If you’re reading along with the project or just this one or whatever, please do share your thoughts in the comments at the bottom or add a link to your review on your blog or Goodreads, etc.. I’m adding links to these reviews plus all the reviews I am alerted to to the project page, so do pop there to see what other people have thought, too.

Anne Tyler – “French Braid”

(23 February 2022, NetGalley)

“Even her father, a few yards away from her, was swimming now toward shore. A passerby would never guess the Garretts even knew each other. They looked so scattered, and so lonesome.”

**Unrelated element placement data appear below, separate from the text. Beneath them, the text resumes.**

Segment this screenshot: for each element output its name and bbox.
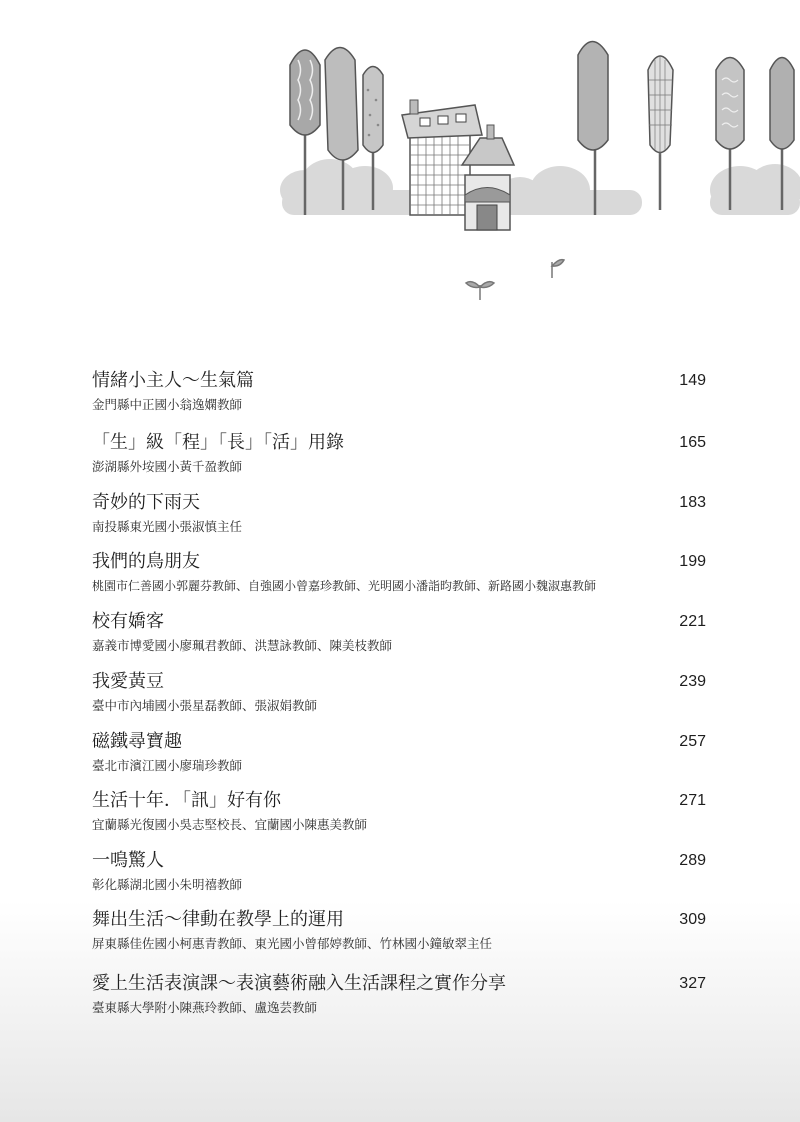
toc-entry[interactable] xyxy=(92,369,706,429)
toc-entry[interactable] xyxy=(92,972,706,1032)
page-number: 183 xyxy=(679,494,706,511)
entry-authors: 臺北市濱江國小廖瑞珍教師 xyxy=(92,758,243,773)
entry-title: 生活十年．「訊」好有你 xyxy=(92,790,281,811)
toc-entry[interactable] xyxy=(92,908,706,968)
toc-entry[interactable] xyxy=(92,431,706,491)
entry-title: 磁鐵尋寶趣 xyxy=(92,731,182,752)
toc-entry[interactable] xyxy=(92,849,706,909)
entry-title: 一鳴驚人 xyxy=(92,850,164,871)
entry-title: 情緒小主人～生氣篇 xyxy=(92,370,254,391)
entry-title: 舞出生活～律動在教學上的運用 xyxy=(92,909,344,930)
entry-authors: 南投縣東光國小張淑慎主任 xyxy=(92,519,243,534)
page-number: 327 xyxy=(679,975,706,992)
page-number: 149 xyxy=(679,372,706,389)
entry-authors: 臺東縣大學附小陳燕玲教師、盧逸芸教師 xyxy=(92,1000,318,1015)
entry-authors: 屏東縣佳佐國小柯惠青教師、東光國小曾郁婷教師、竹林國小鐘敏翠主任 xyxy=(92,936,493,951)
toc-entry[interactable] xyxy=(92,550,706,610)
page-number: 221 xyxy=(679,613,706,630)
toc-entry[interactable] xyxy=(92,789,706,849)
page-number: 289 xyxy=(679,852,706,869)
entry-authors: 桃園市仁善國小郭麗芬教師、自強國小曾嘉珍教師、光明國小潘詣昀教師、新路國小魏淑惠教師 xyxy=(92,579,597,593)
page-number: 239 xyxy=(679,673,706,690)
toc-entry[interactable] xyxy=(92,491,706,551)
entry-title: 奇妙的下雨天 xyxy=(92,492,200,513)
page-number: 165 xyxy=(679,434,706,451)
entry-authors: 金門縣中正國小翁逸嫻教師 xyxy=(92,397,243,412)
entry-authors: 嘉義市博愛國小廖珮君教師、洪慧詠教師、陳美枝教師 xyxy=(92,638,393,653)
entry-authors: 臺中市內埔國小張星磊教師、張淑娟教師 xyxy=(92,698,318,713)
entry-title: 我們的鳥朋友 xyxy=(92,551,200,572)
page-number: 271 xyxy=(679,792,706,809)
toc-entry[interactable] xyxy=(92,670,706,730)
entry-title: 「生」級「程」「長」「活」用錄 xyxy=(92,432,344,453)
entry-title: 我愛黃豆 xyxy=(92,671,164,692)
page-number: 309 xyxy=(679,911,706,928)
entry-authors: 澎湖縣外垵國小黃千盈教師 xyxy=(92,459,243,474)
entry-authors: 宜蘭縣光復國小吳志堅校長、宜蘭國小陳惠美教師 xyxy=(92,817,368,832)
entry-title: 校有嬌客 xyxy=(92,611,164,632)
toc-entry[interactable] xyxy=(92,730,706,790)
entry-authors: 彰化縣湖北國小朱明禧教師 xyxy=(92,877,243,892)
entry-title: 愛上生活表演課～表演藝術融入生活課程之實作分享 xyxy=(92,973,506,994)
page-number: 199 xyxy=(679,553,706,570)
page-number: 257 xyxy=(679,733,706,750)
toc-entry[interactable] xyxy=(92,610,706,670)
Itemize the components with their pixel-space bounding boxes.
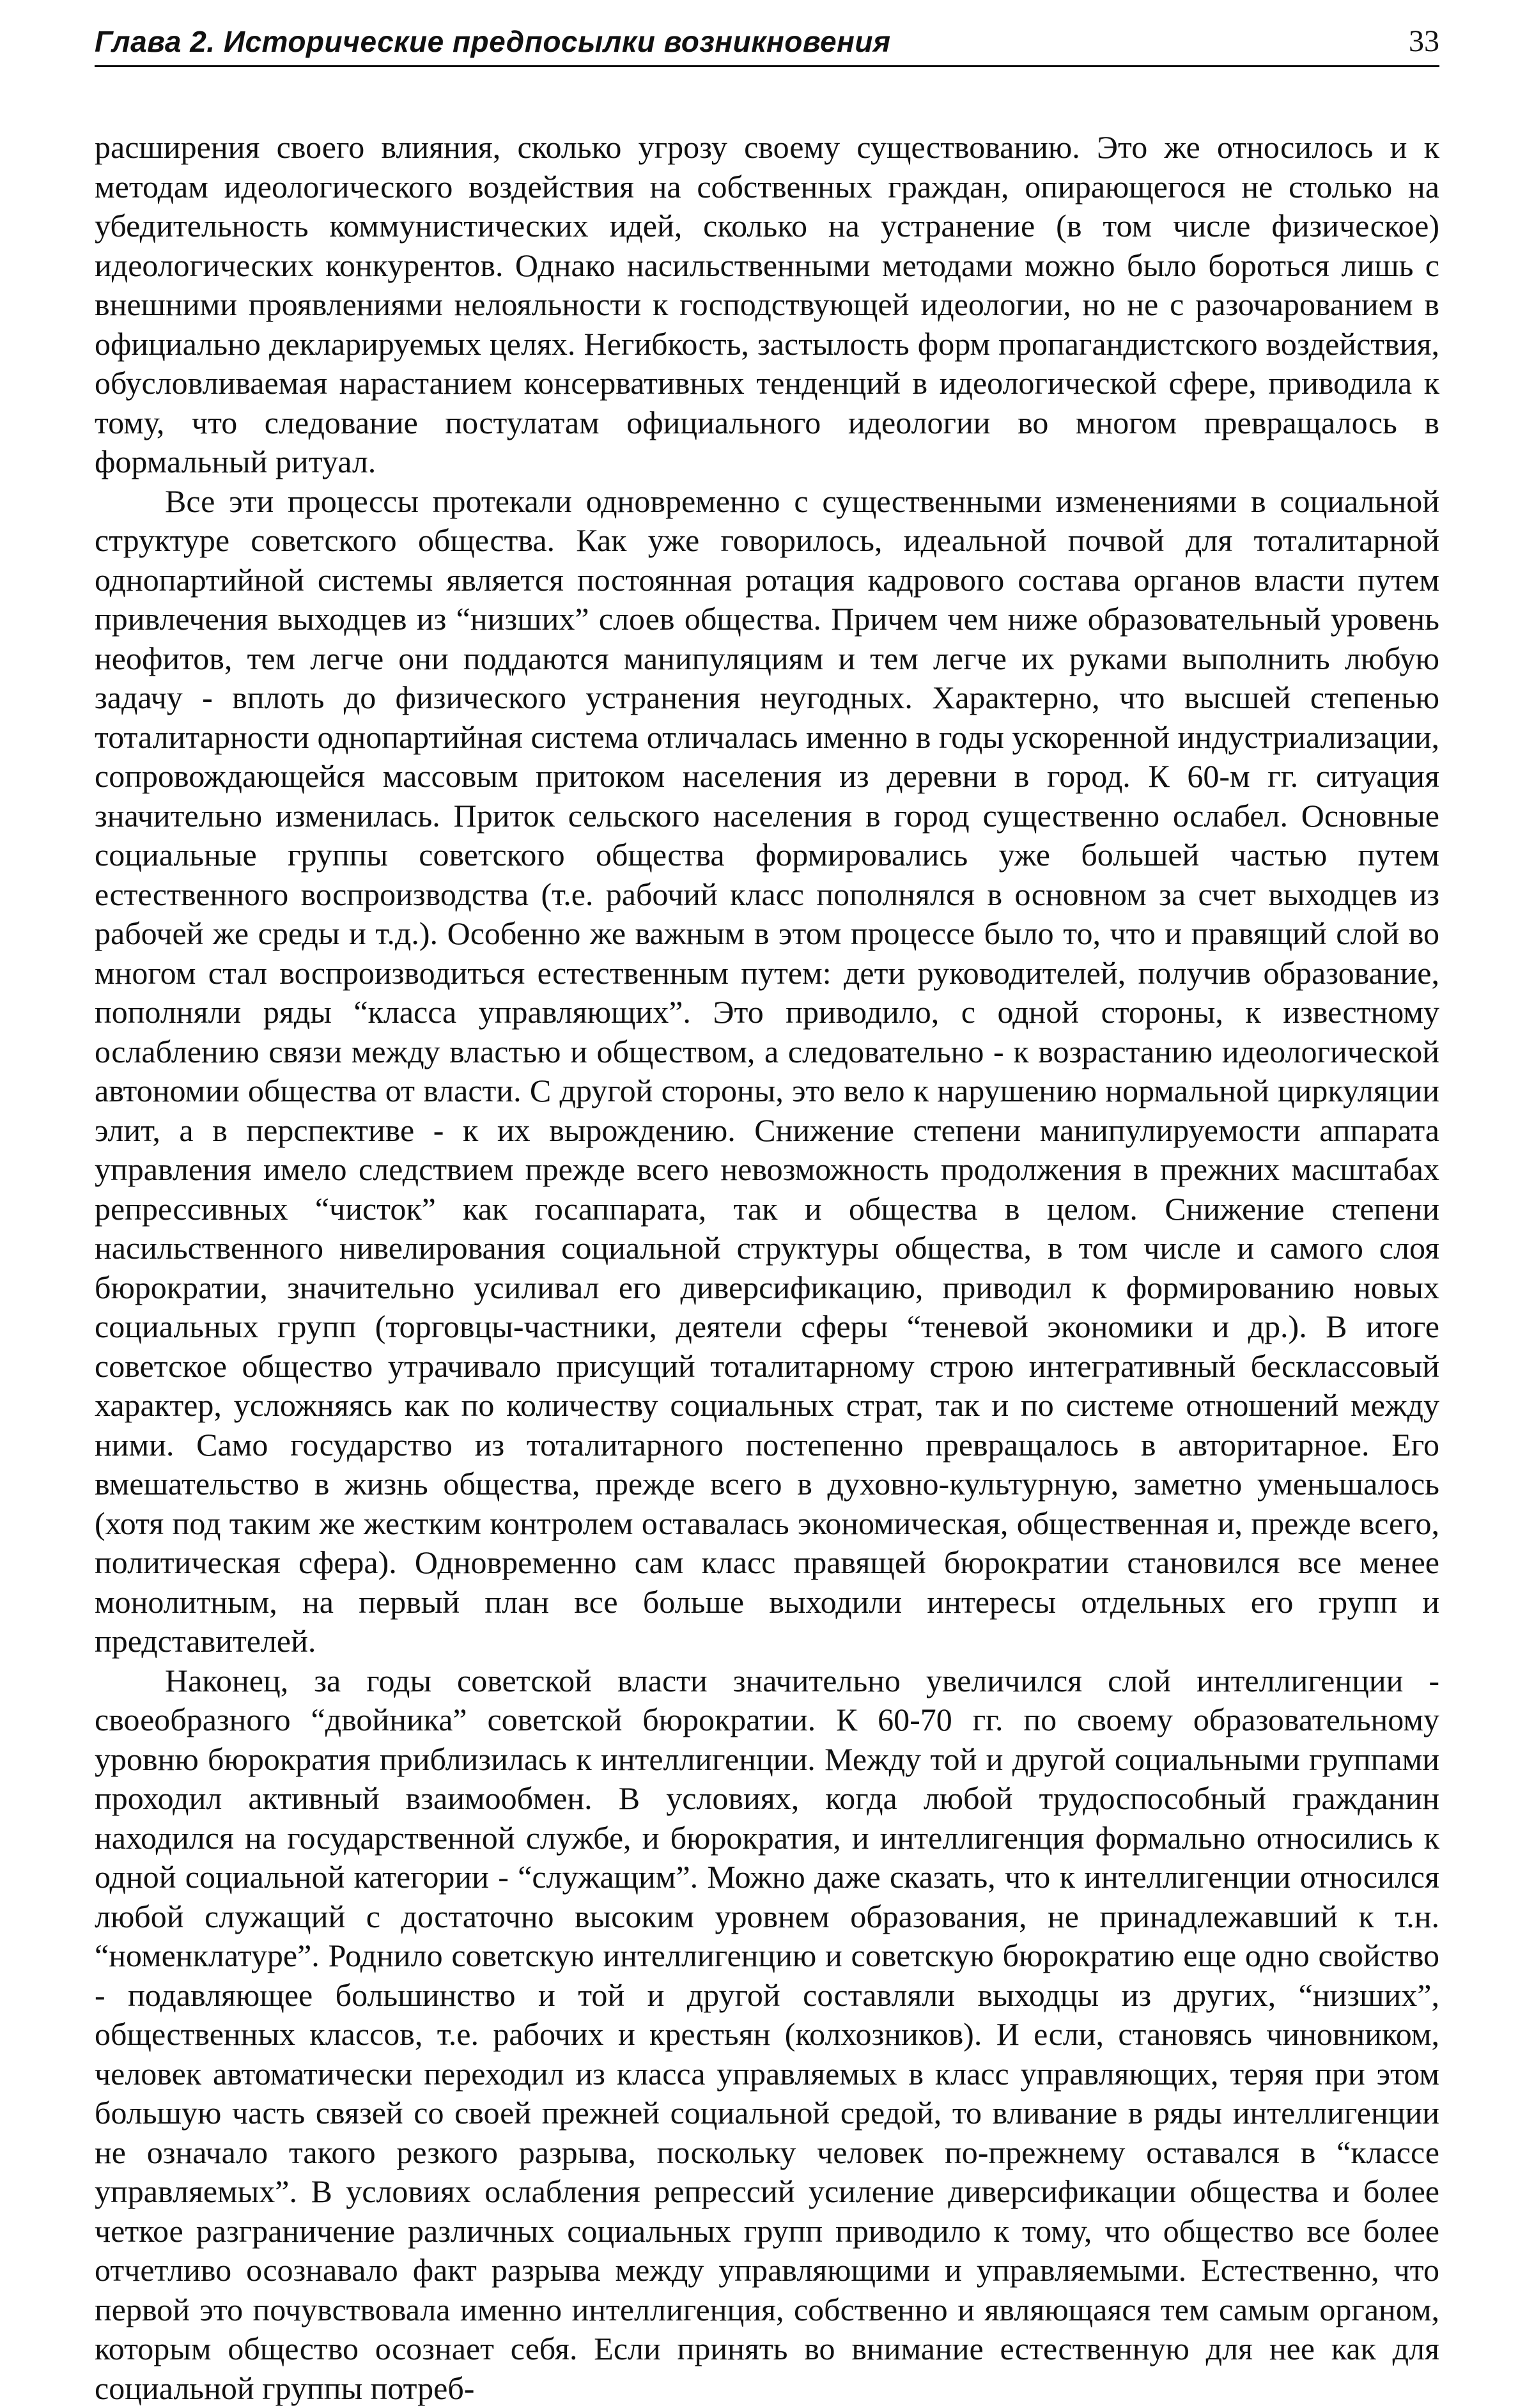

How many Anne Tyler novels open in a railway station? Quite a few of them, and stations are featured in more. Here we meet Serena and James, off home after visiting his parents for the first time, with mentions of James’ large (well, not by AT standards but substantial) family meeting her next time in her memory as she thinks she sees one of her cousins, but isn’t sure. There’s then some almost-snideness about people who have let their families get away from them, people from fractured families, for Serena is in that position.

That was in 2010, and somewhat oddly, we don’t meet Serena again apart from off-stage, being discussed by her mother, one of the three siblings this book is actually about. It’s quite a common Tyler trope, at least in the later books, to start modern then step back in time to fill in the details, although here we then go past 2010 to come right up to date into pandemic times in the latter part of the book. We follow the family, two sisters and a much younger brother, as they navigate childhood and young adulthood and consider why they make the choices they make. We watch sibling rivalries overtake the two sisters and the nature of the men they marry, all the while as their mother makes her own plans to have a second life after her one as a mother and wife. What will follow into the grandchildren – what tropes and looks, and how will they be woven together – or will they be?

Unlike in “Redhead by the Side of the Road“, we don’t have authorial side-comments coming in about the characters; it’s a much more traditional Anne Tyler book in that respect, among others. There’s the family holiday showing up the characters, the escaping wife trope (although here she pretty well does escape and gets to stay escaped, and people notice, while pretending not to). We have people inheriting a slightly quirky business (here a plumbing store). Someone’s neck is spindly and sad, someone marries a person who already has a peculiar child.

There’s a person’s character being shown up through their treatment of animals (someone takes a cat to a shelter when they feel he’s cluttering up their space; this was sweetly so upsettingly done although obviously the cat will be fine; weirdly, though, all the blurbs for this book suggest he’s the family cat, and he just is not!). There’s the big house with the workshop in the basement, but maybe subtler distinctions between groups of characters; no one has weird food or clothing habits, although one character lives by inventing slightly odd things, and no one corrects anyone else’s grammar. The division is between ages of children and amount someone can be trusted to be “sensible … or wacko”, although who is which is subject to dispute.

Now, somehow this book felt like it might be her last one. It felt elegaic – was it the subtlety, was it the coming bang up to date within the pandemic? I’m not sure, and I might be wrong; I’d be interested to know what other people think. I enjoyed the layers of family and the substance of the read, quite a bit longer than “Redhead”.

Thank you to Vintage for choosing me to read this book via NetGalley in return for an honest review. “French Braid” is published on 24 March 2022.


Have you read this one? What did you think?